Updating Applications
  • All at once deployment - deploys to all hosts concurrently

    • will result in a total outage (service interruption)
    • not ideal for mission-critical production systems
    • failure results in a rollback (another outage)
    • useful for dev/testing
  • rolling update - deploys the new version in batches

    • reduces your capacity during the update process
    • not ideal for performance sensitive systems
  • rolling with additional batch - launches an additional batch of instances; then deploys the new version in batches

    • maintains full capacity during the update
    • failure results in doing another rolling update to undo the changes
  • immutable - deploys new version to a fresh group of instances; then deletes the old instances

    • old instances deleted when new instances pass their healthchecks
    • if deployment fails, delete the new instances - no need to rollback changes
    • preferred for mission-critical systems
  • traffic splitting - deploys new version to a fresh group of instances; then forwards a percentage of incoming traffic to the new version for a specified evaluation period

    • similar to immut
    • enables canary testing during deployments
Customizing Elastic Beanstalk environment
  • Amazon Linux 1 - configuration files (old way but still supported)

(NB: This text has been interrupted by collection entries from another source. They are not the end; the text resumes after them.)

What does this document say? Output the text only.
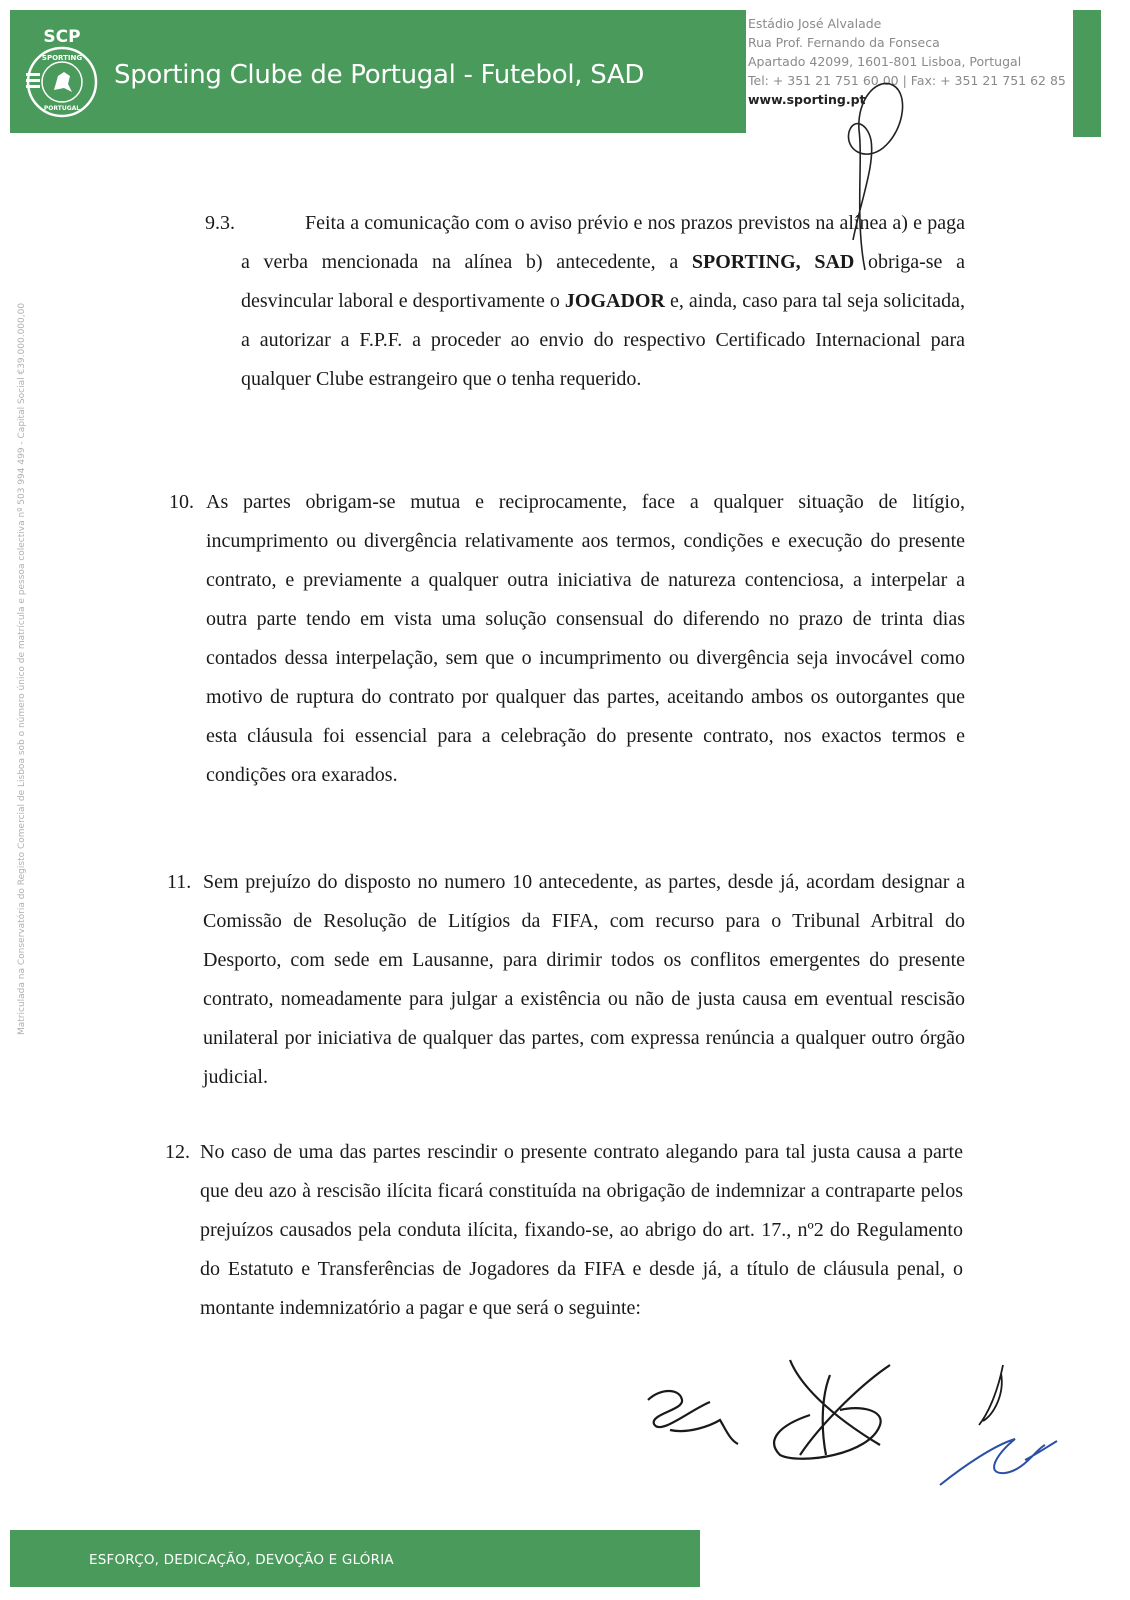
SCP
SPORTING
PORTUGAL
Sporting Clube de Portugal - Futebol, SAD
Estádio José Alvalade
Rua Prof. Fernando da Fonseca
Apartado 42099, 1601-801 Lisboa, Portugal
Tel: + 351 21 751 60 00 | Fax: + 351 21 751 62 85
www.sporting.pt
Matriculada na Conservatória do Registo Comercial de Lisboa sob o número único de matrícula e pessoa colectiva nº 503 994 499 - Capital Social €39.000.000,00

9.3.	Feita a comunicação com o aviso prévio e nos prazos previstos na alínea a) e paga a verba mencionada na alínea b) antecedente, a SPORTING, SAD obriga-se a desvincular laboral e desportivamente o JOGADOR e, ainda, caso para tal seja solicitada, a autorizar a F.P.F. a proceder ao envio do respectivo Certificado Internacional para qualquer Clube estrangeiro que o tenha requerido.

10. As partes obrigam-se mutua e reciprocamente, face a qualquer situação de litígio, incumprimento ou divergência relativamente aos termos, condições e execução do presente contrato, e previamente a qualquer outra iniciativa de natureza contenciosa, a interpelar a outra parte tendo em vista uma solução consensual do diferendo no prazo de trinta dias contados dessa interpelação, sem que o incumprimento ou divergência seja invocável como motivo de ruptura do contrato por qualquer das partes, aceitando ambos os outorgantes que esta cláusula foi essencial para a celebração do presente contrato, nos exactos termos e condições ora exarados.

11. Sem prejuízo do disposto no numero 10 antecedente, as partes, desde já, acordam designar a Comissão de Resolução de Litígios da FIFA, com recurso para o Tribunal Arbitral do Desporto, com sede em Lausanne, para dirimir todos os conflitos emergentes do presente contrato, nomeadamente para julgar a existência ou não de justa causa em eventual rescisão unilateral por iniciativa de qualquer das partes, com expressa renúncia a qualquer outro órgão judicial.

12. No caso de uma das partes rescindir o presente contrato alegando para tal justa causa a parte que deu azo à rescisão ilícita ficará constituída na obrigação de indemnizar a contraparte pelos prejuízos causados pela conduta ilícita, fixando-se, ao abrigo do art. 17., nº2 do Regulamento do Estatuto e Transferências de Jogadores da FIFA e desde já, a título de cláusula penal, o montante indemnizatório a pagar e que será o seguinte:

ESFORÇO, DEDICAÇÃO, DEVOÇÃO E GLÓRIA
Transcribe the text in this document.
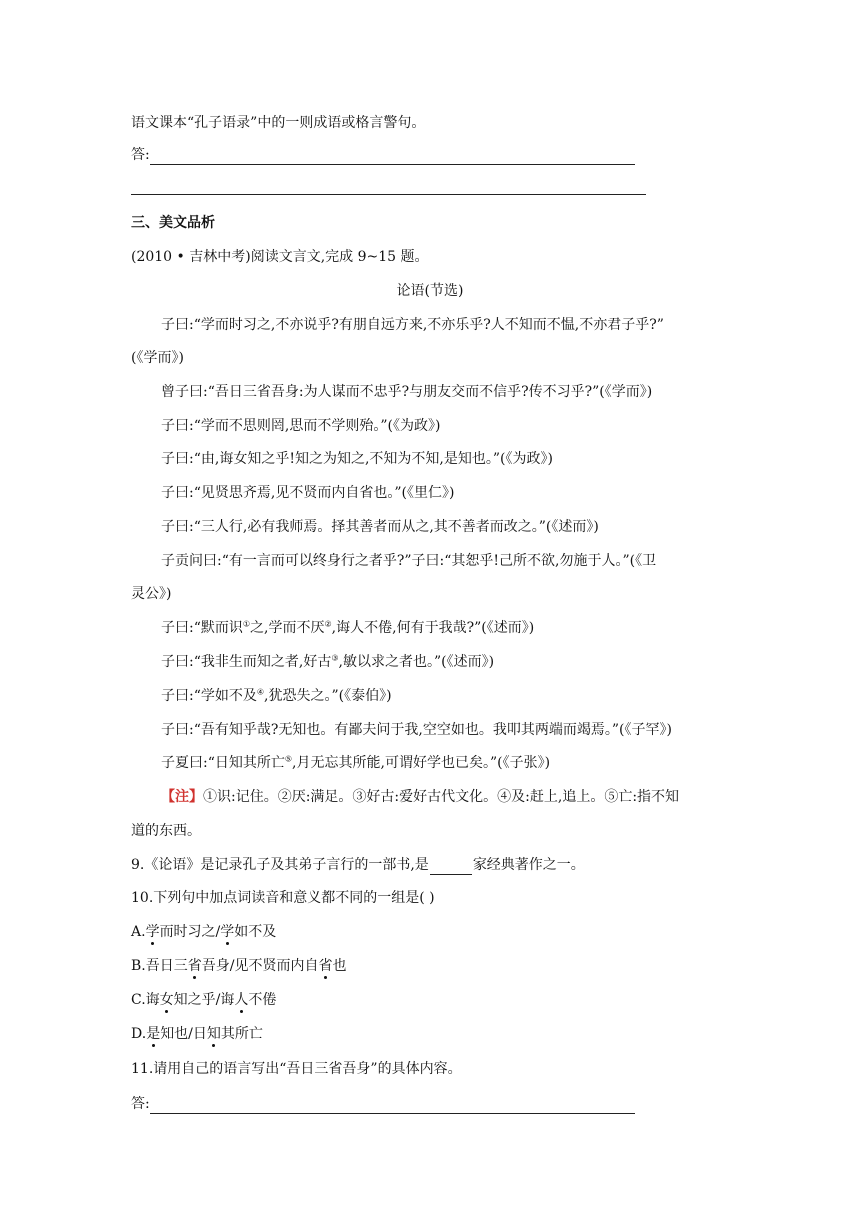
语文课本“孔子语录”中的一则成语或格言警句。
答:
三、美文品析
(2010 • 吉林中考)阅读文言文,完成 9~15 题。
论语(节选)
子曰:“学而时习之,不亦说乎?有朋自远方来,不亦乐乎?人不知而不愠,不亦君子乎?”
(《学而》)
曾子曰:“吾日三省吾身:为人谋而不忠乎?与朋友交而不信乎?传不习乎?”(《学而》)
子曰:“学而不思则罔,思而不学则殆。”(《为政》)
子曰:“由,诲女知之乎!知之为知之,不知为不知,是知也。”(《为政》)
子曰:“见贤思齐焉,见不贤而内自省也。”(《里仁》)
子曰:“三人行,必有我师焉。择其善者而从之,其不善者而改之。”(《述而》)
子贡问曰:“有一言而可以终身行之者乎?”子曰:“其恕乎!己所不欲,勿施于人。”(《卫
灵公》)
子曰:“默而识①之,学而不厌②,诲人不倦,何有于我哉?”(《述而》)
子曰:“我非生而知之者,好古③,敏以求之者也。”(《述而》)
子曰:“学如不及④,犹恐失之。”(《泰伯》)
子曰:“吾有知乎哉?无知也。有鄙夫问于我,空空如也。我叩其两端而竭焉。”(《子罕》)
子夏曰:“日知其所亡⑤,月无忘其所能,可谓好学也已矣。”(《子张》)
【注】①识:记住。②厌:满足。③好古:爱好古代文化。④及:赶上,追上。⑤亡:指不知
道的东西。
9.《论语》是记录孔子及其弟子言行的一部书,是	家经典著作之一。
10.下列句中加点词读音和意义都不同的一组是( )
A.学而时习之/学如不及
B.吾日三省吾身/见不贤而内自省也
C.诲女知之乎/诲人不倦
D.是知也/日知其所亡
11.请用自己的语言写出“吾日三省吾身”的具体内容。
答:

    • define packages to install; Linux users and groups to create; shell commands to run; services to enable; load balancer configurations
    • YAML or JSON format
    • file must be have a .config file extension
    • must be inside a folder named .ebextensions at the root level of the application’s repo
  • Amazon Linux 2

    • use Buildfile, Procfile, and platform hooks to configure

    • Buildfile - commands that run for a short time, then exit on completion

      • Buildfile must be at root level in the application’s repo
      • process_name: command format
      • e.g. ‘make: ./build.sh’ (build.sh must be in the directory)
    • Procfile - long running application processes (continuously running)

      • Procfile must be at root level in the application’s repo
      • process_name: command format
      • e.g. app: bin/app (bin must be in the directory, app must be in bin)
      • Elastic Beanstalk monitors and restarted terminated processes
    • platform hooks - custom scripts or executable files that run at specified stages in the EC2 provisioning process

      • stored in dedicated folders in the application’s repo
      • .platform/hooks/prebuild - files that run before building, setting up, and configuring
      • .platform/hooks/predeploy - files that run after building, setting up, and configuring but before deploying
      • .platform/hooks/postdeploy - files that run after deploying
RDS and Elastic Beanstalk
  • 2 options

  • launch RDS within Elastic Beanstalk

    • launch RDS instance from Elastic Beanstalk console
    • RDS is created within the Elastic Beanstalk environment
    • terminating the environment terminates the database
    • useful for dev/testing - inflexible
    • no need to configure security groups
  • launch RDS outside Elastic Beanstalk

    • launch RDS from RDS console or AWS CLI
    • allows for tearing down the application environment without affecting the database
    • preferred for prod - more flexible
    • need to add a security group to your environment’s Auto Scaling group
    • need to provide connection string information to your application servers (using Elastic Beanstalk environment properties)
Windows Web Application Migration Assistant
  • formerly known as .NET Migration Assistant
  • interactive powershell utility - enables migrating a .NET application or entire website from Windows servers to Elastic Beanstalk
Deploying Docker Containers using Elastic Beanstalk
  • can deploy a Docker container to a single EC2 instance

  • can deploy multiple Docker instances to an ECS cluster

  • to deploy a Docker application, upload your code bundle to Elastic Beanstalk

    • code can be uploaded from local or an S3 bucket
  • upgrading - use console to upload your code and deploy a new version; bundle your Dockerfile and application code into a zip file and upload

    • Elastic Beanstalk will also manage old versions
  • if using CodeCommit to store your code, you must use the Elastic Beanstalk CLI (out of scope for exam)